"Verdun" est une série franco-espagnole sur la Première Guerre mondiale, créée et lancée en 2016 par Jean-Yves Le Naour, Marc Armspach dit Marko, l'Espagnol Iñaki Holgado, et Sébastien Bouët. Elle est publiée dans la collection Grand Angle de la maison Bamboo Édition ; à ce jour, elle compte trois numéros.

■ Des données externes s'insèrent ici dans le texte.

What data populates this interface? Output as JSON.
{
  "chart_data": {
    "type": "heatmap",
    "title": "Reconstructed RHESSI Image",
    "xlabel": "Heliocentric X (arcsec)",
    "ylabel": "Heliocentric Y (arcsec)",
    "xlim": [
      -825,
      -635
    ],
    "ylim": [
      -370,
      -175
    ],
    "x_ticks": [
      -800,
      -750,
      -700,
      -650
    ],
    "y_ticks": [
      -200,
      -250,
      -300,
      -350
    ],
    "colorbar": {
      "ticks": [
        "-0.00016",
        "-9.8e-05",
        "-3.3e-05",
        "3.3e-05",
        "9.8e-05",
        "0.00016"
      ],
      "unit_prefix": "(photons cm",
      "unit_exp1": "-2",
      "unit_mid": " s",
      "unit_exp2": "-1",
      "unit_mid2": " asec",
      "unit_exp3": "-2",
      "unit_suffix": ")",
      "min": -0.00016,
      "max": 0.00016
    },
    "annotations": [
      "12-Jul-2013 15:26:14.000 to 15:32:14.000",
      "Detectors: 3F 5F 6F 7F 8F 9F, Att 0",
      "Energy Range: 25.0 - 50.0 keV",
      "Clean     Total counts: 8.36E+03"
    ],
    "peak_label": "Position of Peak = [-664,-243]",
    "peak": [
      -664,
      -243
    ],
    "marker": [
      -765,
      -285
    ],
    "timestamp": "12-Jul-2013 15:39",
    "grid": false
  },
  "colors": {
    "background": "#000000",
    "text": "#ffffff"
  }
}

"L'Agonie du fort de Vaux", le second tome, est un album cartonné grand format de quarante-six planches. Le Naour écrit le scénario. Docteur en histoire, spécialiste de la Première Guerre mondiale, enseignant, essayiste, il dirige "L'Histoire comme un roman", une collection Larousse, et il est l'auteur de documentaires sur la Grande Guerre. "Verdun" n'est pas sa première incursion en bande dessinée. Graphiste, professionnel de l'animation, Marko se charge de la mise en scène. Holgado produit les illustrations. Après avoir œuvré dans l'animation, le jeu vidéo, et la publicité, il décide de se consacrer exclusivement à la bande dessinée. Pour finir, Bouët réalise la mise en couleur.

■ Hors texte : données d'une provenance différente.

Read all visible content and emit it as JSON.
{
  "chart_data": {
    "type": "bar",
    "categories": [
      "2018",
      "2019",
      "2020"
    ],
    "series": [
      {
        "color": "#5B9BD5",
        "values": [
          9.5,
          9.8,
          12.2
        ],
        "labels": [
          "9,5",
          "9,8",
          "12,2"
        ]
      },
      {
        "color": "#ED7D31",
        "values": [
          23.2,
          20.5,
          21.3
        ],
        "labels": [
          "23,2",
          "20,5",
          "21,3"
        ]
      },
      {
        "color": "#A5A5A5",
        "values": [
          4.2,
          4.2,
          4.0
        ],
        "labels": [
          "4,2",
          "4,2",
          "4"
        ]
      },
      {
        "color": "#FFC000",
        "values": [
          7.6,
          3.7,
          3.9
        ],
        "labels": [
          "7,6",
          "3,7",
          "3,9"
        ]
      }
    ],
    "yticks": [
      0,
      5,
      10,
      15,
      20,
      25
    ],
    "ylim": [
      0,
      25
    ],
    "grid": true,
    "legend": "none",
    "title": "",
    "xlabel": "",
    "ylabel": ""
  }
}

Souilly (dans la Meuse), le 23 mai 1916, au QG du général Nivelle, chef de l'armée de Verdun. Nivelle vient de terminer son exposé. Il observe ses trois officiers, demande qui se porte volontaire, et attend leur réaction ; le premier fait mine d'être plongé dans ses réflexions, le second, de lire des documents. Le troisième est le seul à être debout, face à Nivelle, et à ne pas fuir son regard ; c'est le commandant Sylvain Raynal. Il lui répond qu'il est à ses ordres ; Nivelle ajoute qu'il savait qu'il pouvait compter sur lui. Il lui rappelle ses ordres : les Allemands étant censés attaquer sous peu, Raynal devra défendre sa position avec acharnement. Raynal le salue, presque solennellement ; se voulant rassurant, il affirme que "le fort de Vaux ne tombera pas". Tandis qu'il sort et part prendre son poste, les deux autres officiers s'avouent mutuellement qu'ils ne sont pas fâchés d'y avoir échappé, car cette affaire "sent mauvais"...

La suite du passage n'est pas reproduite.